There is no indisputable proof to support this ‘natural remedy’ and is best avoided.
Myth #3: Excess dietary fat is the cause of gallstones
A high intake of fats, especially saturated and trans fats may cause the gallbladder to contract and cause pain but it will not lead to the formation of gallstones.
Myth #4: Gallstones have a genetic disposition
It is primarily a lifestyle disease that is not genetic; however, it has been seen to run in families on rare occasions. No hereditary link has been established.
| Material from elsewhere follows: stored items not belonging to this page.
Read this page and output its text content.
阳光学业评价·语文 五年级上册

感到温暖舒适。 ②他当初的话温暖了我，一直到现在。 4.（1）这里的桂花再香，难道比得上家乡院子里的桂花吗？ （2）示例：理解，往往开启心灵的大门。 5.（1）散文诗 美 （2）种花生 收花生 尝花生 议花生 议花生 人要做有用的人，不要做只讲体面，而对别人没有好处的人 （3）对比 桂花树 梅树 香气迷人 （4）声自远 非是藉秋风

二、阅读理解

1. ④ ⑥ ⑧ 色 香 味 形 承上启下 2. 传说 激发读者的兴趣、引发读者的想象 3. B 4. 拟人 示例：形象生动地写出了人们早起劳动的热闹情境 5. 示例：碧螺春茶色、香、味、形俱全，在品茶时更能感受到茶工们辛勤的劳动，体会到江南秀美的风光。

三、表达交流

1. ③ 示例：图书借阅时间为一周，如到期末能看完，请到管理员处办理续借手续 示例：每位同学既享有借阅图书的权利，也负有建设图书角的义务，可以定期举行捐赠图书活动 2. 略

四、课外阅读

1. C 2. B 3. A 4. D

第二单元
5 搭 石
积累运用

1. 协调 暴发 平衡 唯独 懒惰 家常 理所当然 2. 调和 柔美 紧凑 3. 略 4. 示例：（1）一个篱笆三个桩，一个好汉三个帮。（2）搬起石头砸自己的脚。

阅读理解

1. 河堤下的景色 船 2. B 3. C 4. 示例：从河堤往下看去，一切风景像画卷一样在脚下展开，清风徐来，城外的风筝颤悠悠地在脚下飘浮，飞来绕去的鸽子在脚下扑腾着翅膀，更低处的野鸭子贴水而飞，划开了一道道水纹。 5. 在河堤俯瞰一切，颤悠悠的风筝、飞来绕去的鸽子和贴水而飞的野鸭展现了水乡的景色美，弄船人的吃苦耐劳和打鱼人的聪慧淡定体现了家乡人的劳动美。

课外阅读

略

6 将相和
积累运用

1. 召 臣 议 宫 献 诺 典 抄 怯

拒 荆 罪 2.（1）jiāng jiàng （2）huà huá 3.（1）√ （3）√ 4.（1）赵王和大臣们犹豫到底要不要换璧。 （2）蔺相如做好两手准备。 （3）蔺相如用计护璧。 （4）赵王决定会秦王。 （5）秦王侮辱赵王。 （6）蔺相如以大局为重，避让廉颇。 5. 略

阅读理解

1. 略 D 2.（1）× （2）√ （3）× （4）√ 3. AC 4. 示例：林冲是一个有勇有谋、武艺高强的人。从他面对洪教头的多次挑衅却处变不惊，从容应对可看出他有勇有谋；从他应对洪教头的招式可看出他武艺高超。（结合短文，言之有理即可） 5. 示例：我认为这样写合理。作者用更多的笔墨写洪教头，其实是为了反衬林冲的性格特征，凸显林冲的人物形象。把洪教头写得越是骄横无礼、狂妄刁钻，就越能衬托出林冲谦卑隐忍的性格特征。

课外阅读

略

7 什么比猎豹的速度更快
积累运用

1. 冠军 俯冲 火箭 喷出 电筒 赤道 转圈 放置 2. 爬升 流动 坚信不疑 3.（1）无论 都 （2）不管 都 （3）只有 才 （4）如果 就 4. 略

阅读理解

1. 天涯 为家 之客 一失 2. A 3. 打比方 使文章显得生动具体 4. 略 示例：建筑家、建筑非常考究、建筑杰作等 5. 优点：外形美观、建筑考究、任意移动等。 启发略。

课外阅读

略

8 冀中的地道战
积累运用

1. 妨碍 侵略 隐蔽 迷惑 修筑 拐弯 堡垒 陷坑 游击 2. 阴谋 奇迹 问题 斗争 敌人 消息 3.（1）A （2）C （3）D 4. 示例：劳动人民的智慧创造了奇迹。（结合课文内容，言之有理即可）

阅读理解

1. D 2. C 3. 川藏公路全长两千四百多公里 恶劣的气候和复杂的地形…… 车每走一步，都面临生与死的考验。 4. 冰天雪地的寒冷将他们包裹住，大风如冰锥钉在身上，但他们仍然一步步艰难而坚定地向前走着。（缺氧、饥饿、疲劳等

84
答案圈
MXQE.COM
Myth #5: By becoming a ‘Veggie’, you can dissolve gallstones
There is no doubt that a vegetarian diet can lower the risk of cholesterol gallstones because of a higher intake of fruits, vegetables. However, the truth is that ‘Vegan’ diets can also be fatty.
Myth #6: Stones will pass in the urine
Some people believe that drinking a lot of water can help them pass the stone through their urine. Gall stones form in the gallbladder, which is located beneath the liver, and should not be mistaken with urinary stones that form in the kidneys. Drinking plenty of water can not only help you lose weight, but regular exercise will as well.
Myth #7: Women who are fat are predisposed to gallstones
Since being “overweight” or “obese” has been linked to increased levels of cholesterol, it has been reasoned that it could cause gallstones. However, this biased presumption that certain types of patients with larger bodies have gallstones is incorrect since it carried with it a focus of blame on the individual for their eating behaviors and lifestyle choices, which could cause gallstones to form.
Myth #8: Surgery for gallstones removal is risky and painful
Surgical removal of the gallstones is very safe and effective. Postoperative complication rates are very low and occur in less than 1% of individuals.
To help improve your condition and reduce your risk of gallstones, try these tips:
- Consume small meals, but several per day to aid digestion.
- Drink adequate water throughout the day.
- Add fiber to your diet to improve bowel movements.
- Reduce your intake of fats and switch to a low-fat diet.
- Make physical health a priority and get active — whatever it takes.